Un accord de coopération sur le programme nucléaire iranien

L'Iran et l'Agence nucléaire de l'ONU sont parvenus lundi
à un accord de coopération sur le programme nucléaire iranien, mais,
signe des divergences persistantes malgré la percée obtenue à Genève,
Washington a estimé que l'enrichissement d'uranium n'était pas un "droit établi".



~ L'évolution du programme nucléaire iranien depuis 1953 ~

La feuille de route sur les vérifications des activités nucléaires iraniennes a été conclue à l'occasion de la visite à Téhéran du chef de l'Agence internationale de l'énergie atomique (AIEA) Yukiya Amano. Elle prévoit une inspection de l'usine de production d'eau lourde d'Arak, à laquelle l'agence onusienne tente d'accéder depuis 2011, mais pas du site militaire plus controversé de Parchin. Elle survient au lendemain de la fin de trois jours d'intenses négociations à Genève entre l'Iran et le groupe 5+1 des grandes puissances, qui n'ont pas permis d'aboutir à un accord sur le programme nucléaire iranien, soupçonné malgré les démentis de Téhéran de viser à obtenir l'arme atomique.

Les négociations ont néanmoins permis d'importants progrès, selon des participants, et doivent reprendre le 20 novembre à Genève. Bloquées depuis des années, elles ont été relancées par la politique d'ouverture vers l'Occident du nouveau président iranien Hassan Rohani. Réputé modéré, il souhaite mettre fin à dix ans de crise sur le nucléaire pour obtenir la levée des sanctions internationales qui étouffent l'économie de son pays. Mais il a répété dimanche que son pays refusait de céder ses "droits nucléaires dans le cadre des régulations internationales, ce qui inclut l'enrichissement (d'uranium) sur le sol iranien". Signe que les différends restent profonds, le secrétaire d'Etat américain John Kerry a rétorqué lundi qu'aucun pays n'avait "un droit établi à enrichir" de l'uranium. En visite à Abou Dhabi après son passage à Genève avec ses homologues français, britannique et russe, M. Kerry a affirmé lundi que l'Iran était responsable de l'absence d'accord dans la ville suisse.

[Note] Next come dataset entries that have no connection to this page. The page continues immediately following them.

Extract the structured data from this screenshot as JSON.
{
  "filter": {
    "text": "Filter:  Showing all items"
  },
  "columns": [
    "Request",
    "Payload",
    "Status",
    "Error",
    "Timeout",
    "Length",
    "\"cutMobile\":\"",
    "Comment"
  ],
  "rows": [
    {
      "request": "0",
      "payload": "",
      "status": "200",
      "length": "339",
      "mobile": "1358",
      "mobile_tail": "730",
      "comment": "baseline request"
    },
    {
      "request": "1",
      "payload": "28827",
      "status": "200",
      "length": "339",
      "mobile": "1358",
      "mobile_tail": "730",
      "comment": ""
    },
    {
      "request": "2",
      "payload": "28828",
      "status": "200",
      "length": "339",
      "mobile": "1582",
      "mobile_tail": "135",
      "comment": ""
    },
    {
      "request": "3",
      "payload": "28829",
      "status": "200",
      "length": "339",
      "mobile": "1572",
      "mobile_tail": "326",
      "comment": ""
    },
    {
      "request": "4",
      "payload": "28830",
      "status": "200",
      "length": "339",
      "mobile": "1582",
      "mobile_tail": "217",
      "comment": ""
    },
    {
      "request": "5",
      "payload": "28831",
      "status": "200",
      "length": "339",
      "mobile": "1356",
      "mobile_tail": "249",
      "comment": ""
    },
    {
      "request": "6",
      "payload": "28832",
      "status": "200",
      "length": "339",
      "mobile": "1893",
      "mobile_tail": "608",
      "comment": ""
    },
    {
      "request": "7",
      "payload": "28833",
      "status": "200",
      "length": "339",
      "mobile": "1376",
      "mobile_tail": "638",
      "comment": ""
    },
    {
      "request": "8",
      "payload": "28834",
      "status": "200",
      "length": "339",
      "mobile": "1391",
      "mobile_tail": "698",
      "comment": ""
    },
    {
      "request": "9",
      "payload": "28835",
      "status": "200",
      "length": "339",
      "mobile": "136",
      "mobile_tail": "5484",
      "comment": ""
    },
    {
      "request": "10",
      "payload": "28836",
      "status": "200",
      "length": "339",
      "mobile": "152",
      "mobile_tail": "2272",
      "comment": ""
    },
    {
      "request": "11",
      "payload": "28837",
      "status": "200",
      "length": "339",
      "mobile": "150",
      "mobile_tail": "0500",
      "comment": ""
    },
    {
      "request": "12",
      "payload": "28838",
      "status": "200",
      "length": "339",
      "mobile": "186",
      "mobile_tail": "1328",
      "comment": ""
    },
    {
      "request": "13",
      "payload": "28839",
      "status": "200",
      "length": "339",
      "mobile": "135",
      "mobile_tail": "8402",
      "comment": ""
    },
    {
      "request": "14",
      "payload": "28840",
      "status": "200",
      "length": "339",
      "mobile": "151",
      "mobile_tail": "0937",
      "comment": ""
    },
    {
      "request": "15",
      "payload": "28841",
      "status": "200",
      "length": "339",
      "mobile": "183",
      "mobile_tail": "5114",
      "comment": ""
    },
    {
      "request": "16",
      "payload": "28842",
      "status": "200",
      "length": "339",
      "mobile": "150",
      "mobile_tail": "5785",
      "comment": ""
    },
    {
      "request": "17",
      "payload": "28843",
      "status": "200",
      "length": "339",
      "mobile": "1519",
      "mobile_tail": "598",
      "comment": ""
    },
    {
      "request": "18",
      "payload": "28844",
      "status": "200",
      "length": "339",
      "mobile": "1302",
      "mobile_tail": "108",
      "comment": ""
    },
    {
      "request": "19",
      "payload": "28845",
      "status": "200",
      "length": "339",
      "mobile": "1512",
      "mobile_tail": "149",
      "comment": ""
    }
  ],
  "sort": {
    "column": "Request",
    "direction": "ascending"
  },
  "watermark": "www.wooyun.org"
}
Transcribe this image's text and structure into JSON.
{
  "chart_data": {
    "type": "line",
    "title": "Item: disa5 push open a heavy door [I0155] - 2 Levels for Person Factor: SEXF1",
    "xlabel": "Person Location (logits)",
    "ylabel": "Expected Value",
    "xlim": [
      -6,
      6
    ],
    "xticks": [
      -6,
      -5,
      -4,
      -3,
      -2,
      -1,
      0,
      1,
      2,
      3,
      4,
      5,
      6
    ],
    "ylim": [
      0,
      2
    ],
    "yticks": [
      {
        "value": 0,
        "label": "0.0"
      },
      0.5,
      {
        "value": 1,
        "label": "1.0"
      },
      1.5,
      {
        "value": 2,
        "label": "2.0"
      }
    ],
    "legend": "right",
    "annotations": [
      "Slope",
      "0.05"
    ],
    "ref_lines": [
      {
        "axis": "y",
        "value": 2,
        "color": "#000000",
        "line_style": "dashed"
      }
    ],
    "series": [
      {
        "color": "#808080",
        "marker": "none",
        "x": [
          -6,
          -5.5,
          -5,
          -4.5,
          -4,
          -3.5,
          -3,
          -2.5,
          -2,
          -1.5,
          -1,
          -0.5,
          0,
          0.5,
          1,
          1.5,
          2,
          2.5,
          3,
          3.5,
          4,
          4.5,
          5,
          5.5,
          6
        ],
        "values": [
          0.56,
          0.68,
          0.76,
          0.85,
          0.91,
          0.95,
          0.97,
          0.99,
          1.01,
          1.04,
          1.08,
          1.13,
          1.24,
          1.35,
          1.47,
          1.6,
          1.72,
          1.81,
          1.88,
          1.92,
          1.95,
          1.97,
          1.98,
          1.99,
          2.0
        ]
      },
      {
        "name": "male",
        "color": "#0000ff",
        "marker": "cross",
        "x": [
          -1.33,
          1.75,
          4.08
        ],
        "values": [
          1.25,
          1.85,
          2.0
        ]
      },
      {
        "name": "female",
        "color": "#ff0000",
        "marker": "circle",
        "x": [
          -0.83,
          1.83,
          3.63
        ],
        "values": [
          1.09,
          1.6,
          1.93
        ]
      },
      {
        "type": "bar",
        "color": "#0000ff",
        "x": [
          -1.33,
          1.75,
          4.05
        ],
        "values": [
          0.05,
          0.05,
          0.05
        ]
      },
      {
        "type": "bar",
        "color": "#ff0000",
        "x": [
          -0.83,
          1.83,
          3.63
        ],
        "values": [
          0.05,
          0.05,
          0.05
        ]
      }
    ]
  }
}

"Le groupe des 5+1 était unifié samedi lorsque nous avons présenté notre proposition aux Iraniens, (...) mais l'Iran ne pouvait l'accepter à ce moment particulier", a-t-il dit, en émettant "l'espoir de pouvoir parvenir dans les prochains mois à un accord acceptable pour tous". Selon un diplomate occidental proche du dossier, "le point de vue général du groupe des 5+1 était que plus de temps était encore nécessaire. Ce n'était pas juste le sentiment des Français", a-t-il ajouté en rejetant les allégations d'un blocage des négociations en raison de l'attitude intransigeante de Paris.
"Pas loin d'un accord"

L'Occident veut des garanties concernant les capacités d'enrichissement d'uranium de l'Iran, notamment son stock d'uranium enrichi à 20%, étape permettant ensuite rapidement un enrichissement à 90% pour usage militaire, le parc de 19.000 centrifugeuses et la fabrication d'une nouvelle génération de machines cinq fois plus rapides. Des garanties sont aussi demandées sur le réacteur à eau lourde d'Arak, susceptible d'obtenir du plutonium. En échange d'un accord, l'Iran espère un allègement "limité et réversible" de certaines sanctions, en particulier le gel des avoirs iraniens dans des banques hors des Etats-Unis. Alors qu'Israël est fermement opposé à l'accord en discussion, M. Kerry a assuré qu'il protègerait au contraire l'Etat hébreu "d'une manière plus efficace". Son homologue français Laurent Fabius, accusé d'instransigeance par la presse iranienne, a estimé que "nous ne sommes pas loin d'un accord avec les Iraniens mais nous n'y sommes pas encore".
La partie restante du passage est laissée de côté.